今週のブラックジャック(Karte:57)

第57話 ピノコのお受験日記

ピノコがいじらしい話です。
前半の雰囲気から、ドタバタで終わるのかなーと思っていたら、意外に深い問題にぶちあたりました。
「普通の身体じゃないピノコは普通の生活が送れるのか。あるいは、普通の生活を要求できるのか」

実際、ピノコみたいな生い立ちの人間はいないにしても、諸般の事情で、いわゆる「普通の身体じゃない」人は少なからずいます。

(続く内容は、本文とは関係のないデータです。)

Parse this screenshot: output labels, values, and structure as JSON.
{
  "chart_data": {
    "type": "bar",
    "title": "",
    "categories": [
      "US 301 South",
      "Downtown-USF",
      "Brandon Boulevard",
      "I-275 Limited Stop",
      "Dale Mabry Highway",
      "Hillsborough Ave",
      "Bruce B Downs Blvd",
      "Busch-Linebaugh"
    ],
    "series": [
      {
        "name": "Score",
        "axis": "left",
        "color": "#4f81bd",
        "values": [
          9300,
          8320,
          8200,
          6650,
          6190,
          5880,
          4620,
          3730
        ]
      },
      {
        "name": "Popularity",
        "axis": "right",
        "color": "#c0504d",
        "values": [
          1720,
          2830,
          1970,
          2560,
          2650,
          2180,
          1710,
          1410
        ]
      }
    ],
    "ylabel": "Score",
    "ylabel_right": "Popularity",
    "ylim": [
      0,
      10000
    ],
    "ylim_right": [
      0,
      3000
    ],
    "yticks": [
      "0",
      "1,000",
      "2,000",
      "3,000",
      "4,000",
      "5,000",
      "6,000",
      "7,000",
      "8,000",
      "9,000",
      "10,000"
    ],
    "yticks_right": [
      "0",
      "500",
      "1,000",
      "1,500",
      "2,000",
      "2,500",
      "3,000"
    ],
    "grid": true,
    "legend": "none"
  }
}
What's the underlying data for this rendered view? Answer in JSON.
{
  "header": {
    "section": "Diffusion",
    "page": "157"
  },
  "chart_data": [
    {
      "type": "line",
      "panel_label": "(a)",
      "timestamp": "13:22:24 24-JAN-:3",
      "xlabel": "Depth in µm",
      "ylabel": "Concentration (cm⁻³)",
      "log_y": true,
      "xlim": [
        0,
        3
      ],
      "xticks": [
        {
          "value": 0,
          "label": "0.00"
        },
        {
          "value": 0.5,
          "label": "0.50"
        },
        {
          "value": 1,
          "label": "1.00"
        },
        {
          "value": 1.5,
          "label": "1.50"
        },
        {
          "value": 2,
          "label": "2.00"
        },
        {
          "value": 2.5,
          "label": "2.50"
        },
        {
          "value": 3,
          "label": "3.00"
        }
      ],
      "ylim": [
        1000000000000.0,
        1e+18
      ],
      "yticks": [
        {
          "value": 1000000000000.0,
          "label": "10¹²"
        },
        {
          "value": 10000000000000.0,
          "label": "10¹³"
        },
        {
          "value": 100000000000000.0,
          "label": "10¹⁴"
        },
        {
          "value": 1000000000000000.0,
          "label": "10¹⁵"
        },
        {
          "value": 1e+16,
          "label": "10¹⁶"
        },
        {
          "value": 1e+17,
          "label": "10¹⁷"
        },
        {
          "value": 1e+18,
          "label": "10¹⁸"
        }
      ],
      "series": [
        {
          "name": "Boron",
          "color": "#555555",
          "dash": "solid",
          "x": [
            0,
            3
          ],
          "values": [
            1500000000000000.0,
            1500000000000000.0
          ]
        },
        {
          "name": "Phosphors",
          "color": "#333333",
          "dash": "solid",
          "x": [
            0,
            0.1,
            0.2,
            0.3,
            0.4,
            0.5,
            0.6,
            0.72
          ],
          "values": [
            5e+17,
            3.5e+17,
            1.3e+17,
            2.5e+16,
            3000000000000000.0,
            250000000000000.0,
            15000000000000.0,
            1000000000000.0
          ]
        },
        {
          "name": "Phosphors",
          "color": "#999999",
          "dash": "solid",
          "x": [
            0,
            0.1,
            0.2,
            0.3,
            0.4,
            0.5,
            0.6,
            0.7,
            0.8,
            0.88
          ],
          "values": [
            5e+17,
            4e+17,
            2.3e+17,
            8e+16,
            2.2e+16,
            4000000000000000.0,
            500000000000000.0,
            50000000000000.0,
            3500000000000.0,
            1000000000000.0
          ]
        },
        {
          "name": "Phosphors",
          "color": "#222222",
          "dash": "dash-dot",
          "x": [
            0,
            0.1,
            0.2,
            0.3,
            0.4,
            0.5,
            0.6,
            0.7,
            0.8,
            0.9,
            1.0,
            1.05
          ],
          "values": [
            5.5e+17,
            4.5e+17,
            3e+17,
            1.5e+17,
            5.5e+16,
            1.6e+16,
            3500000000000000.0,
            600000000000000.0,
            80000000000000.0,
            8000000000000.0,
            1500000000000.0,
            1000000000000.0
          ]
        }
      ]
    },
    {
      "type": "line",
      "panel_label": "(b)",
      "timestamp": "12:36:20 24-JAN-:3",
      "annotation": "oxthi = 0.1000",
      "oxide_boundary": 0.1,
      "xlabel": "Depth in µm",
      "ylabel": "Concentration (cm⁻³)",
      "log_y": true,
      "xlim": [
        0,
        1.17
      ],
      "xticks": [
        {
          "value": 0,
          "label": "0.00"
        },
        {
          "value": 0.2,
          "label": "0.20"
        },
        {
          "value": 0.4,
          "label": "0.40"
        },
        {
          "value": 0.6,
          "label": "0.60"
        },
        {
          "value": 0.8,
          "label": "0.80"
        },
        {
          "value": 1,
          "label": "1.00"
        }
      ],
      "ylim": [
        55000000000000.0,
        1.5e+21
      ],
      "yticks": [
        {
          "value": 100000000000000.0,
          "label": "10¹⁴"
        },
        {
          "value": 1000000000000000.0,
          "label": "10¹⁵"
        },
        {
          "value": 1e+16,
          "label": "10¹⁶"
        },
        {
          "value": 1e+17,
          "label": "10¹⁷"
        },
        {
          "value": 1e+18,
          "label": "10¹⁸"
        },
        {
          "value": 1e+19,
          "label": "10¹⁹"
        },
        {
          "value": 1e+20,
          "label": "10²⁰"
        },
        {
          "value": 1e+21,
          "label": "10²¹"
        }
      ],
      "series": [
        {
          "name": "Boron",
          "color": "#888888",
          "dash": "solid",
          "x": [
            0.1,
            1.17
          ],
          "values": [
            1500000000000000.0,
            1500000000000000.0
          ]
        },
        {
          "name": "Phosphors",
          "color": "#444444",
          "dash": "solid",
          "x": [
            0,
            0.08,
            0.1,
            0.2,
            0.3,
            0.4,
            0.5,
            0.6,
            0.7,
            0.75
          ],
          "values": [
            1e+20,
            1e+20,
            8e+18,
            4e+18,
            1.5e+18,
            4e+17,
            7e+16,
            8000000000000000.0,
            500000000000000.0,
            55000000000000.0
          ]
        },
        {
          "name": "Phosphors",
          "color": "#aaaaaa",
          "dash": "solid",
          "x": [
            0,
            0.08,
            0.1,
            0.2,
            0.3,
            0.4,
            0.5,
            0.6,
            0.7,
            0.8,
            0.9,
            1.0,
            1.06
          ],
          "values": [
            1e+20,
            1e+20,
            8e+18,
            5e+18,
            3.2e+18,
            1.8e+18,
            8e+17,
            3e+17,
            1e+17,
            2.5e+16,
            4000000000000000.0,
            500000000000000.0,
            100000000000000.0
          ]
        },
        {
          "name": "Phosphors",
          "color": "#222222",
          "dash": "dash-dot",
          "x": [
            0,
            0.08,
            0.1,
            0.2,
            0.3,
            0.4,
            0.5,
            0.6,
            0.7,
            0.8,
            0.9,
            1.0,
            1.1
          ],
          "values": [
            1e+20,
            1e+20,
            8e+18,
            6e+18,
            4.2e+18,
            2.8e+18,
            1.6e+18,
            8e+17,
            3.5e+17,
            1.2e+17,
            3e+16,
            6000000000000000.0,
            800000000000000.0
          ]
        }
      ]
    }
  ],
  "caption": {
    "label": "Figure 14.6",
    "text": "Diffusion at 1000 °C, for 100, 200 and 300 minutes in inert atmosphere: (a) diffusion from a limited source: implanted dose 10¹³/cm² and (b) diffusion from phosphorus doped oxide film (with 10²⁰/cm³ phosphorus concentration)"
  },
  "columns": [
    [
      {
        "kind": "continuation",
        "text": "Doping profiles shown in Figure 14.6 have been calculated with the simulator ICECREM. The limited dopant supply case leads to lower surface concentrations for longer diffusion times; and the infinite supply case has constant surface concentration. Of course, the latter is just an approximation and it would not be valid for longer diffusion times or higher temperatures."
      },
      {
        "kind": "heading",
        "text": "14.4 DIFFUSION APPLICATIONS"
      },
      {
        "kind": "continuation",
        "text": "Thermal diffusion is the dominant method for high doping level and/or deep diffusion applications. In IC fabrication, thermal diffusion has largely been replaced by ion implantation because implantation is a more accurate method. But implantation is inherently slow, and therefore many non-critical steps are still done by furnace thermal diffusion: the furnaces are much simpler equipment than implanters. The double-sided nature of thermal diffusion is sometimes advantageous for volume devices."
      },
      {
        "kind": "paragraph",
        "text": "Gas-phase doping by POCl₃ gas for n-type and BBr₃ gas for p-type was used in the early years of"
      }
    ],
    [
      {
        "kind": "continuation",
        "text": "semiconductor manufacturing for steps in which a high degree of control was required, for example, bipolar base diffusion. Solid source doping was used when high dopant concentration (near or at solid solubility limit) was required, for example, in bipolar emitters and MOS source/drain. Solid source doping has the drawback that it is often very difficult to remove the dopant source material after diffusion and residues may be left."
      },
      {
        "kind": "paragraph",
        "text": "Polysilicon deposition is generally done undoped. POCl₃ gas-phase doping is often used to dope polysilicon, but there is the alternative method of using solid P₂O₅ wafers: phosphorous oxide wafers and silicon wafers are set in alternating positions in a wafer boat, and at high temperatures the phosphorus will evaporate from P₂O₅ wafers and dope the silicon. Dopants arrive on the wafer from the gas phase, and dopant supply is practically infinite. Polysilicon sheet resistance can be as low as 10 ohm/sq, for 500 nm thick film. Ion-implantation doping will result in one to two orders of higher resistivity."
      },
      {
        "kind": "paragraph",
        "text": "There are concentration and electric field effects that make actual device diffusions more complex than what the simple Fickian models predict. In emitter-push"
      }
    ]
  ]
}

そういう人たちは、どこまで「普通の生活」が望めるのか,そんなことを考え始めたらドツボにはまりました。


いやね、子どものころの自分と少し重なるんですよ。
例えば、心臓に欠陥があるので、運動系の部活に入れない。持久走をすればどうしたって最後から×番目になる。鬼ごっこをすると鬼ばっかり。(もちろん鬼から抜け出そうと、知恵はしぼりましたとも)もちろん、走れるだけマシなのは充分わかっていましたが、その頃から自分の「普通」と他人の「普通」は違うと肌身で感じていました。その一方で、運動部で活躍している友達なんか見ると、まるで彼女が手の届かない世界にいるような気がしたり。

だから、ピノコが女子高生に憧れる気持ちの底にはきっと複雑なものが流れているんだろうなと、妄想してしまいました。
同時に、写楽兄弟が「ピノコちゃんだって普通の生活をしていいはずだ」というくだりは、なんか健常者の驕りみたいなものを感じたりして。彼らは自分の生活をスタンダードにして物を考えているから、ハンディを持った人を見る時に、どうしても視線が上から下へと見下ろす形になるんですよ。
たぶん、BJもこの、善意に隠れた見下す視線を感じていたのではないかなーと思います。というか、感じていたことを希望します。その一方で、ピノコが普通の女の子の生活に憧れる気持ちもよくわかっていたんでしょう。だからこそ、あの法外な受験料。

アニメでは、ピノコが月に一回、1時間だけの授業で満足するという終わり方になっていました。幸せの形は人それぞれってことですね。